Teatro Vascello 5 Dicembre 2021

TAVOLA TAVOLA, CHIODO CHIODO…

un progetto di Lino Musella e Tommaso De Filippo
tratto da appunti, corrispondenze e carteggi di Eduardo De Filippo

uno spettacolo di e con Lino Musella
musiche dal vivo Marco Vidino
scena Paola Castrignanò
disegno luci Pietro Sperduti
suono Marco D’Ambrosio
ricerca storica Maria Procino
collaborazione alla drammaturgia Antonio Piccolo
assistente alla regia Melissa Di Genova
costumi Sara Marino
fotografie Mario Spada
produzione Elledieffe, Teatro di Napoli – Teatro Nazionale

Ha debuttato lo scorso ottobre in Prima Nazionale al San Ferdinando – il Teatro di Eduardo – Tavola tavola, chiodo chiodo… una nuova produzione di Elledieffe e dello Stabile di Napoli con Lino Musella, autentico talento della scena, tra i più apprezzati della sua generazione, vincitore – tra gli altri – nel 2019 del Premio Ubu come migliore attore.

A ‘dare il là a questo nuovo progetto, fortemente voluto dall’attore napoletano e andato in scena solo per poche repliche a causa della chiusura dei Teatri, sono state le tante riflessioni emerse, durante la pandemia, sul mondo dello spettacolo e sulle sue sorti.

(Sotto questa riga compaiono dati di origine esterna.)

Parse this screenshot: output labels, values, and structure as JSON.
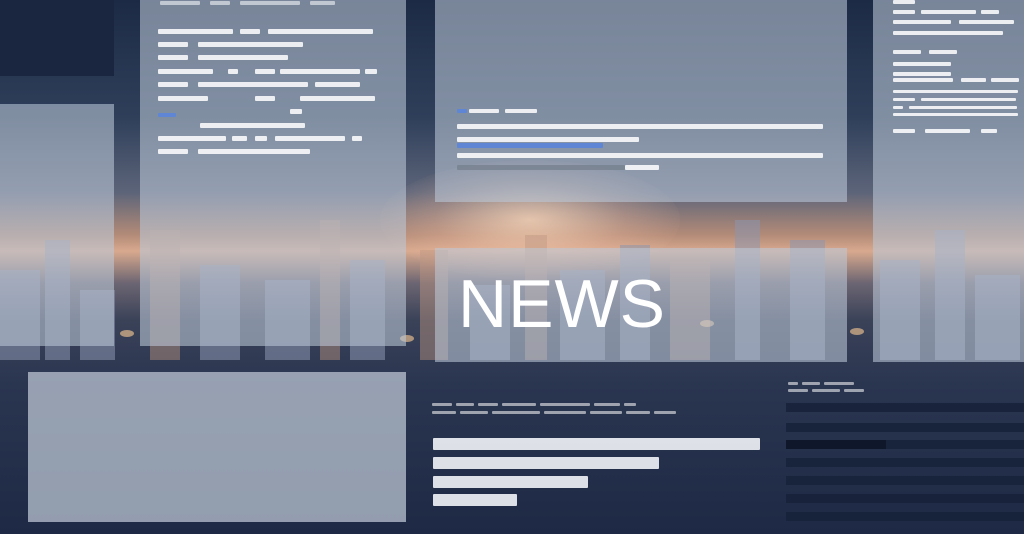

“In questo tempo mi è capitato – scrive Musella nelle sue note – di rifugiarmi nelle parole dei grandi: poeti, scrittori, drammaturghi, filosofi, per cercare conforto, ispirazione o addirittura per trovare, in quelle stesse parole scritte in passato, risposte a un presente che oggi possiamo definire senza dubbio più presente che mai; è nato così in me il desiderio di riscoprire l’Eduardo capocomico e – mano mano – ne è venuto fuori un ritratto d’artista non solo legato al talento e alla bellezza delle sue opere, ma piuttosto alle sue battaglie donchisciottesche condotte instancabilmente tra poche vittorie e molti fallimenti”.  Tommaso De Filippo – impegnato nella cura dell’eredità culturale della famiglia – ha appoggiato Lino Musella nella sua ricerca nelle memorie di Eduardo volendo incoraggiare fortemente il dialogo tra generazioni in scena. L’attore darà dunque voce e corpo alle parole delle lettere indirizzate alle Istituzioni, ai discorsi al Senato, agli appunti, ai carteggi relativi all’impresa estenuante per la costruzione e il mantenimento del Teatro San Ferdinando; lo affiancherà in scena il maestro Marco Vidino che eseguirà dal vivo musiche originali appositamente composte per lo spettacolo. “Tavola tavola, chiodo chiodo – continua Musella – sono le ultime parole incise su una lapide del palcoscenico del San Ferdinando, lapide che Eduardo erige a Peppino Mercurio, il suo macchinista per una vita, che tavola dopo tavola, appunto, era stato il costruttore di quello stesso palcoscenico, distrutto dai bombardamenti nel ‘43.  Faccio parte di una generazione nata tra le macerie del grande Teatro e che può forse solo scegliere se soccombere tra le difficoltà o tentare di mettere in piedi, pezzo dopo pezzo, una possibilità per il futuro, come ermeticamente indicano quelle parole – incise nel Teatro di Eduardo – che in realtà suggeriscono un’azione energica e continua.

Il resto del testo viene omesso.